ArbG Cottbus: Ein Arbeitnehmer, der als interner Datenschutzbeauftragter eines Unternehmens tätig ist, muss bei Betriebsübergang nicht weiter in dieser Stellung beschäftigt werden

veröffentlicht am 3. April 2013

Rechtsanwältin Katrin ReinhardtArbG Cottbus, Urteil vom 14.02.2013, Az. 3 Ca 1043/12
§ 4 f Abs. 1 S. 1 BDSG, § 613a BGB

Das ArbG Cottbus hat entschieden, dass ein Arbeitnehmer, der als interner Datenschutzbeauftragter eines Unternehmens tätig ist, bei Betriebsübergang nicht weiter in dieser Stellung beschäftigt werden muss. Zum Volltext der Entscheidung:


Arbeitsgericht Cottbus

Urteil

1. Die Klage wird abgewiesen.

2. Die Kosten des Rechtsstreits trägt die Klägerin.
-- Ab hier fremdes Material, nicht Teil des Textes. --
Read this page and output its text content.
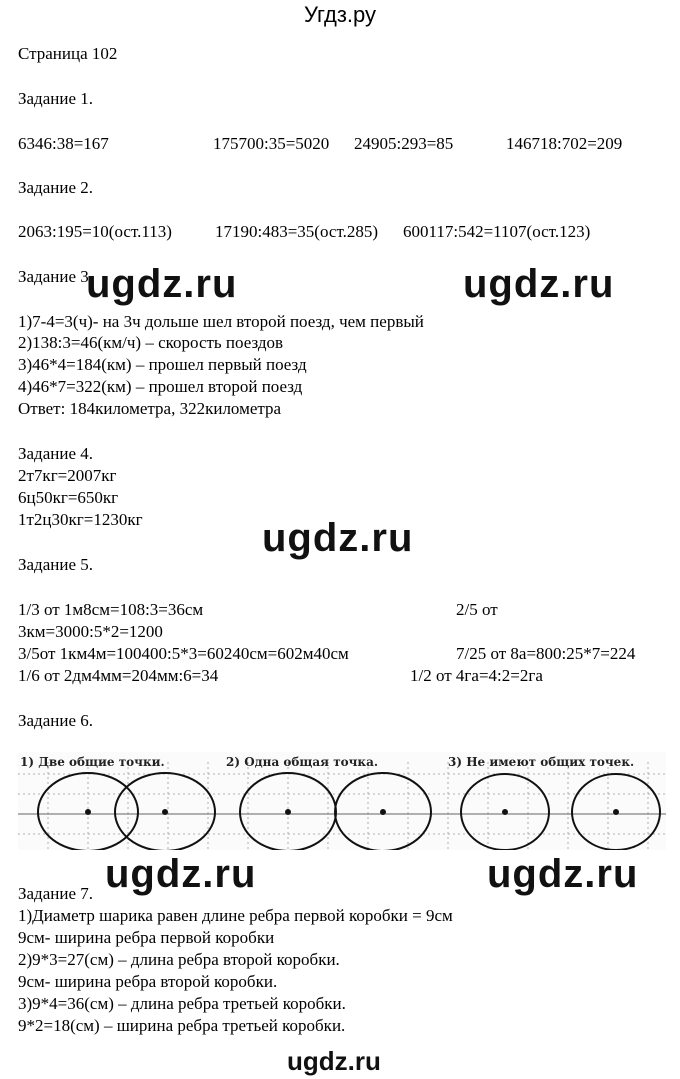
Угдз.ру
Страница 102
Задание 1.
6346:38=167	175700:35=5020 24905:293=85	146718:702=209
Задание 2.
2063:195=10(ост.113)	17190:483=35(ост.285) 600117:542=1107(ост.123)
Задание 3.
1)7-4=3(ч)- на 3ч дольше шел второй поезд, чем первый
2)138:3=46(км/ч) – скорость поездов
3)46*4=184(км) – прошел первый поезд
4)46*7=322(км) – прошел второй поезд
Ответ: 184километра, 322километра
Задание 4.
2т7кг=2007кг
6ц50кг=650кг
1т2ц30кг=1230кг
Задание 5.
1/3 от 1м8см=108:3=36см	2/5 от
3км=3000:5*2=1200
3/5от 1км4м=100400:5*3=60240см=602м40см	7/25 от 8а=800:25*7=224
1/6 от 2дм4мм=204мм:6=34	1/2 от 4га=4:2=2га
Задание 6.
1) Две общие точки.	2) Одна общая точка.	3) Не имеют общих точек.
Задание 7.
1)Диаметр шарика равен длине ребра первой коробки = 9см
9см- ширина ребра первой коробки
2)9*3=27(см) – длина ребра второй коробки.
9см- ширина ребра второй коробки.
3)9*4=36(см) – длина ребра третьей коробки.
9*2=18(см) – ширина ребра третьей коробки.
ugdz.ru	ugdz.ru
ugdz.ru
ugdz.ru	ugdz.ru
ugdz.ru
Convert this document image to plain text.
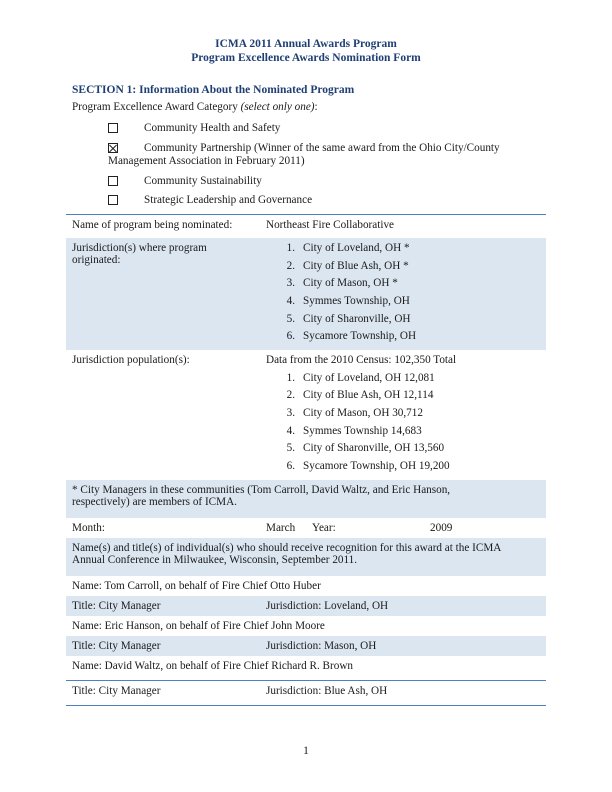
ICMA 2011 Annual Awards Program
Program Excellence Awards Nomination Form
SECTION 1: Information About the Nominated Program
Program Excellence Award Category (select only one):
Community Health and Safety
Community Partnership (Winner of the same award from the Ohio City/County
Management Association in February 2011)
Community Sustainability
Strategic Leadership and Governance
Name of program being nominated:	Northeast Fire Collaborative
Jurisdiction(s) where program
originated:
1. City of Loveland, OH *
2. City of Blue Ash, OH *
3. City of Mason, OH *
4. Symmes Township, OH
5. City of Sharonville, OH
6. Sycamore Township, OH
Jurisdiction population(s):	Data from the 2010 Census: 102,350 Total
1. City of Loveland, OH 12,081
2. City of Blue Ash, OH 12,114
3. City of Mason, OH 30,712
4. Symmes Township 14,683
5. City of Sharonville, OH 13,560
6. Sycamore Township, OH 19,200
* City Managers in these communities (Tom Carroll, David Waltz, and Eric Hanson,
respectively) are members of ICMA.
Month:	March	Year:	2009
Name(s) and title(s) of individual(s) who should receive recognition for this award at the ICMA
Annual Conference in Milwaukee, Wisconsin, September 2011.
Name: Tom Carroll, on behalf of Fire Chief Otto Huber
Title: City Manager	Jurisdiction: Loveland, OH
Name: Eric Hanson, on behalf of Fire Chief John Moore
Title: City Manager	Jurisdiction: Mason, OH
Name: David Waltz, on behalf of Fire Chief Richard R. Brown
Title: City Manager	Jurisdiction: Blue Ash, OH
1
3. Der Streitwert wird auf 4.200,00 Euro festgesetzt.

Tatbestand

Die Parteien streiten um die Stellung der Klägerin als Datenschutzbeauftragte.

Die Klägerin war seit 1992 Datenschutzbeauftragte der Beklagten zu 1) im Sinne von § 4 f Abs. 1 S. 1 Bundesdatenschutzgesetz (BDSG). Zur Ausübung ihres Amtes vereinbarten die Beklagte zu 1) und die Klägerin, dass die Klägerin in einem Umfang von 30% ihrer regulären Arbeitszeit bzw. 8 Arbeitstagen im Monat als Datenschutzbeauftragte der Beklagten zu 1) tätig sein sollte.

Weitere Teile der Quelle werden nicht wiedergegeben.